Он посмотрел на часы:
– Сейчас полтретьего ночи.
– Я знаю.
– А нельзя ли подождать хотя бы до восхода солнца?
– Речь идет об убийстве.
– Соболезную, – проговорил он. – Но если я стану будить жильцов посреди ночи, я лишусь рождественских чаевых. Может, департамент полиции возместит мне чаевые?
– На ваше усмотрение, – предложил я, – или вы звоните и говорите, что пришли из полиции, или я сам постучусь к ним.
– Идите сами, – сказал он. – И вообще, я не видел, как вы вошли, – прибавил он, повернулся ко мне спиной и пошел в свою каморку в глубине вестибюля.
Я поднялся на лифте на одиннадцатый этаж, нашел квартиру 8А и позвонил. За дверью дважды звякнул колокольчик. Я подождал, потом снова позвонил.
– Кто там? – спросил мужской голос.
– Полиция, – ответил я.
– Что вам угодно? – спросил он.
– Я разыскиваю женщину по имени Сузанна Мартин.
– Здесь нет Сузанны Мартин, – сказал он.
– А есть здесь Сьюзан Кан?
– Да, это моя жена.
– Сэр, вы не откроете дверь? – спросил я.
– Мистер, в этот час ночи я не открою двери даже нашему мэру.
– А если просто отодвинуть задвижку «глазка» и взглянуть на мой значок?
Я услышал, как он отодвигает задвижку, и поднял значок.
– Очень хорошо, – сказал он. – Если вы работаете легально, то вооружитесь ордером.
– Мистер Кан, незнакома ли ваша жена с некоей Натали Флетчер?
– Нет. – Я услышал, как щелкнула задвижка. – Спокойной ночи, – сказал он.
Я вернулся к лифту и поднялся на двенадцатый этаж. У дверей квартиры 12С я поглядел на именную табличку «Сьюзан Хауэл» и позвонил. На этот раз кто-то тотчас посмотрел в «глазок». Я отступил пару шагов, чтобы меня могли получше разглядеть.

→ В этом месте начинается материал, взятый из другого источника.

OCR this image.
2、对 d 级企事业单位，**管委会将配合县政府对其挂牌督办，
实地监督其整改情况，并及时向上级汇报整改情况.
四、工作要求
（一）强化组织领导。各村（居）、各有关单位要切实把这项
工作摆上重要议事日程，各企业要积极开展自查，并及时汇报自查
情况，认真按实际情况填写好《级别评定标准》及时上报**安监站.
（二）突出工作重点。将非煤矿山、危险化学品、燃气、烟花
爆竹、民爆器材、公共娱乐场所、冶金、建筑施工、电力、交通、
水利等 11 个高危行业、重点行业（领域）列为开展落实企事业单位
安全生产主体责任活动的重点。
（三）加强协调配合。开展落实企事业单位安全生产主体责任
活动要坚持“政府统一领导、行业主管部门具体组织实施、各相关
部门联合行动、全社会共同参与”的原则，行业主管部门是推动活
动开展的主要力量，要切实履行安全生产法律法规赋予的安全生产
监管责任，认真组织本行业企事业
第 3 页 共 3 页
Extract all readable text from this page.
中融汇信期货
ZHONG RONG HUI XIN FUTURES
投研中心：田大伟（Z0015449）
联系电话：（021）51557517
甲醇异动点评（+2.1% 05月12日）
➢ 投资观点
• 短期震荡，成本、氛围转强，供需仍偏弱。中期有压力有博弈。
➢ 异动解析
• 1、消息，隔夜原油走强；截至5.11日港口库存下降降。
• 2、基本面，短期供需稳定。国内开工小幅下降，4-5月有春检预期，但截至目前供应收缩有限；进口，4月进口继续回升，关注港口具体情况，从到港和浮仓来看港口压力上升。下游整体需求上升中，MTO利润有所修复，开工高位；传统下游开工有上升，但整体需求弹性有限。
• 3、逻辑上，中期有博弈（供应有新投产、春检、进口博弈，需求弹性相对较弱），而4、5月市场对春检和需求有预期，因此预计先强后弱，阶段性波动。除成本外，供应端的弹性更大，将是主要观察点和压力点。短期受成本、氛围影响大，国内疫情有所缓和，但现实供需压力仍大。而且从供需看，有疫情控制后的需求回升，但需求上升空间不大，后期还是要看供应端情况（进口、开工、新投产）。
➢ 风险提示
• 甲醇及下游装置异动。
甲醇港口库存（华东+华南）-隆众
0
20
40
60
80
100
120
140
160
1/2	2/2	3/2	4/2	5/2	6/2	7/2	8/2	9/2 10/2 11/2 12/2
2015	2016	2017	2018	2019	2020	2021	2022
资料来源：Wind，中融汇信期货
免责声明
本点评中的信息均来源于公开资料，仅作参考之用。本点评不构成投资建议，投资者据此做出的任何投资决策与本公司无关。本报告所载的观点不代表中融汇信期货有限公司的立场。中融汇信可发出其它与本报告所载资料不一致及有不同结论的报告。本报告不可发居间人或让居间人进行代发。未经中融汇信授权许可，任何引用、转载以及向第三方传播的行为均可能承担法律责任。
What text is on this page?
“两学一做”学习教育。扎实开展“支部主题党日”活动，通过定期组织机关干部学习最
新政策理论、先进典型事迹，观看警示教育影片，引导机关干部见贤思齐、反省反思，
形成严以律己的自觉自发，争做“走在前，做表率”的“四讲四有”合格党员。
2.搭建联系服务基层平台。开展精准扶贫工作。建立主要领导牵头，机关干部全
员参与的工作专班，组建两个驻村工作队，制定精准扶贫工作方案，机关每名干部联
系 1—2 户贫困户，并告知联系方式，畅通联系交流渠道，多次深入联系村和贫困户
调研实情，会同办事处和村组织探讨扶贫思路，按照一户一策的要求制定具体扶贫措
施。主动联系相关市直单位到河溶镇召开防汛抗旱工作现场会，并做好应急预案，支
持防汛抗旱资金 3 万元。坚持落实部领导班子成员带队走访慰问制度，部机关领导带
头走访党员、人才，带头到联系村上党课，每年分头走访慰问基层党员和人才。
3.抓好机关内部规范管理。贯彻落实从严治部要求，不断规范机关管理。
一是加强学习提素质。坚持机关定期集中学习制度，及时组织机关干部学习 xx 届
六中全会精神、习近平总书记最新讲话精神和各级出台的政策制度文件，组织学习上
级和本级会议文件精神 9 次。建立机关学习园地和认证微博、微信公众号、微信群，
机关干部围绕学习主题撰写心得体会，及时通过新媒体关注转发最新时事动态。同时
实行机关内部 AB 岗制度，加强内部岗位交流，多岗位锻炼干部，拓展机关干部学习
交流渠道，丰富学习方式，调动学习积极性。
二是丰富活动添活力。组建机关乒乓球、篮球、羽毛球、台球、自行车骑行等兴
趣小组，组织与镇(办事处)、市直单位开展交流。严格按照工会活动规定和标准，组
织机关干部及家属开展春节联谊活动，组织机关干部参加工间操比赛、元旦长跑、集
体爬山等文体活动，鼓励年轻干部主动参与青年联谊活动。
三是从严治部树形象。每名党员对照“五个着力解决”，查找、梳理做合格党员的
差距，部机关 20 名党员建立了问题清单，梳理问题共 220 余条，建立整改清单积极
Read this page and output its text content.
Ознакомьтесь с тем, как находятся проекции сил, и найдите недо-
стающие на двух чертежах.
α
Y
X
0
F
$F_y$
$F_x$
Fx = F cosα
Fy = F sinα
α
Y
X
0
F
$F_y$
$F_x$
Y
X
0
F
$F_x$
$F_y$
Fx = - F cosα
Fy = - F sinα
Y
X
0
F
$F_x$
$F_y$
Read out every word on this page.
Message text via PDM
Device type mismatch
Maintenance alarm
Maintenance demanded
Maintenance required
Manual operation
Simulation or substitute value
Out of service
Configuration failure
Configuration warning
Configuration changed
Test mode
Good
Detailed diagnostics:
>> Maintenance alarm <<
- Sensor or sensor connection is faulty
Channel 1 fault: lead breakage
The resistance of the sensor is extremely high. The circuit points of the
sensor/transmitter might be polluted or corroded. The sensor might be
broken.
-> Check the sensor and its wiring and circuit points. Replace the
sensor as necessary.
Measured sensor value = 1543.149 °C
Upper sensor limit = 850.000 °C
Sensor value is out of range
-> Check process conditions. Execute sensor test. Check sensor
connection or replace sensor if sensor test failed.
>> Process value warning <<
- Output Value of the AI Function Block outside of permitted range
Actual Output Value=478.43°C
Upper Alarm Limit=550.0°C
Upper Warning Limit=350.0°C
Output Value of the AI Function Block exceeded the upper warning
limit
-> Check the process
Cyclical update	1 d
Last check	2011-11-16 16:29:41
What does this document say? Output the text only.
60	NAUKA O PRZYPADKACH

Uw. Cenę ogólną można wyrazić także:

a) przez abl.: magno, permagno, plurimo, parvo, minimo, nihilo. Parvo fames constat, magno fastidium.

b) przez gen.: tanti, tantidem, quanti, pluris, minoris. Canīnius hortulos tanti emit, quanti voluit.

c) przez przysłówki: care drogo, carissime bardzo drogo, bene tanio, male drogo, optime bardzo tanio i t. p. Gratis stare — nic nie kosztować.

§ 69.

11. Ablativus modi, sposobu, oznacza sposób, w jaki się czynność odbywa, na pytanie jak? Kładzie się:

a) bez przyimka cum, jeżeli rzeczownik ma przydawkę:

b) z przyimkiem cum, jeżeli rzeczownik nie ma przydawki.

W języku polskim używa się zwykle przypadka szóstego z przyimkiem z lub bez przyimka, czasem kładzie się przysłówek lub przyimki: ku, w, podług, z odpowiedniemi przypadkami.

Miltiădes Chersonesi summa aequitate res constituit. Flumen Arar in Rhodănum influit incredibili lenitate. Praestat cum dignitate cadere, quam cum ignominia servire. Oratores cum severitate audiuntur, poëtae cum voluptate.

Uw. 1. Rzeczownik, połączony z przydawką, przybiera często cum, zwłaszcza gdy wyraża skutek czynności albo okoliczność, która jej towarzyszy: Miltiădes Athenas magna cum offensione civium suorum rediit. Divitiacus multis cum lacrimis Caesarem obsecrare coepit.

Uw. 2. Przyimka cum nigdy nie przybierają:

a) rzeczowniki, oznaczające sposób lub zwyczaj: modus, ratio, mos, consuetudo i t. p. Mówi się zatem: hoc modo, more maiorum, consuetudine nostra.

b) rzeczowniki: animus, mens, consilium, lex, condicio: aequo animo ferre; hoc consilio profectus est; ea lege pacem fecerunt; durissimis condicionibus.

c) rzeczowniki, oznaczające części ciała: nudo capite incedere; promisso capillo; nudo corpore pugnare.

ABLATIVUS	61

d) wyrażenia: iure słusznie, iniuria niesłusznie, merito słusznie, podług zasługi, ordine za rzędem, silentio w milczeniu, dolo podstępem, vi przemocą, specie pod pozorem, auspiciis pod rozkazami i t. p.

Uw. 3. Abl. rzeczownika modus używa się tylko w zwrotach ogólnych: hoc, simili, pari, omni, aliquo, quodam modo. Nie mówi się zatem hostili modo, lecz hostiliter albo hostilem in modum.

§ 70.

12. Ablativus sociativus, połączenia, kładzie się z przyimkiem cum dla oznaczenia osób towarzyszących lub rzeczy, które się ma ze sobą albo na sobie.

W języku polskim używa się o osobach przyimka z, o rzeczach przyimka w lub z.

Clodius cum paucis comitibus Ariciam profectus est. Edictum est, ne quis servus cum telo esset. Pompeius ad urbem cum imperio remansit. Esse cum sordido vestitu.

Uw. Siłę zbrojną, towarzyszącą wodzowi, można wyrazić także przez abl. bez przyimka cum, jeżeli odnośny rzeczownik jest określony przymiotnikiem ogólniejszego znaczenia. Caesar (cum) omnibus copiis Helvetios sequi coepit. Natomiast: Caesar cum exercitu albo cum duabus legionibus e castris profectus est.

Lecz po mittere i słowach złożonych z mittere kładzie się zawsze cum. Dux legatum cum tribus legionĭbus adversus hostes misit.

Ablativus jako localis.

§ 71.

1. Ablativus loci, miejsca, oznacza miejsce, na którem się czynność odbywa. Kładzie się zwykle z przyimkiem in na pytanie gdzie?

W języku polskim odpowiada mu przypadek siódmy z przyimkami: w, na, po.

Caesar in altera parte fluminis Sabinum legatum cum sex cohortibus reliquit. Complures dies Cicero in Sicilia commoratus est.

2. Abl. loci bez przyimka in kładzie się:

– Что такое? – спросил женский голос.
– Я разыскиваю Натали Флетчер.
– Ее здесь нет.
– Вы знакомы с ней?
– Знакома. Ее здесь нет.
– Можно войти?
– Вы знаете, который час?
– Да.
– Приходите в другой раз, – предложила она.
– Я офицер полиции, – сказал я и поднял значок.
Последовала пауза.
– Минуточку, я только накину что-нибудь.
Приблизительно пять минут спустя она подошла к двери и приоткрыла ее на щелку, не снимая цепочки.
– Дайте-ка мне еще раз взглянуть на ваш значок, – попросила она. Я поднес значок к щели.
– Тут написано «в отставке», – заметила она.
– Натали в беде.
– В какой беде?
– Мисс Хауэл, мы перебудим весь дом.
– Меня не интересует весь дом. В какую беду попала Натали Флетчер?
– Вы знаете, где она?
– Вначале ответьте вы.
– Ее хотят допросить.
– По поводу чего?
– По поводу убийства. Мисс Хауэл, пожалуйста, откройте дверь.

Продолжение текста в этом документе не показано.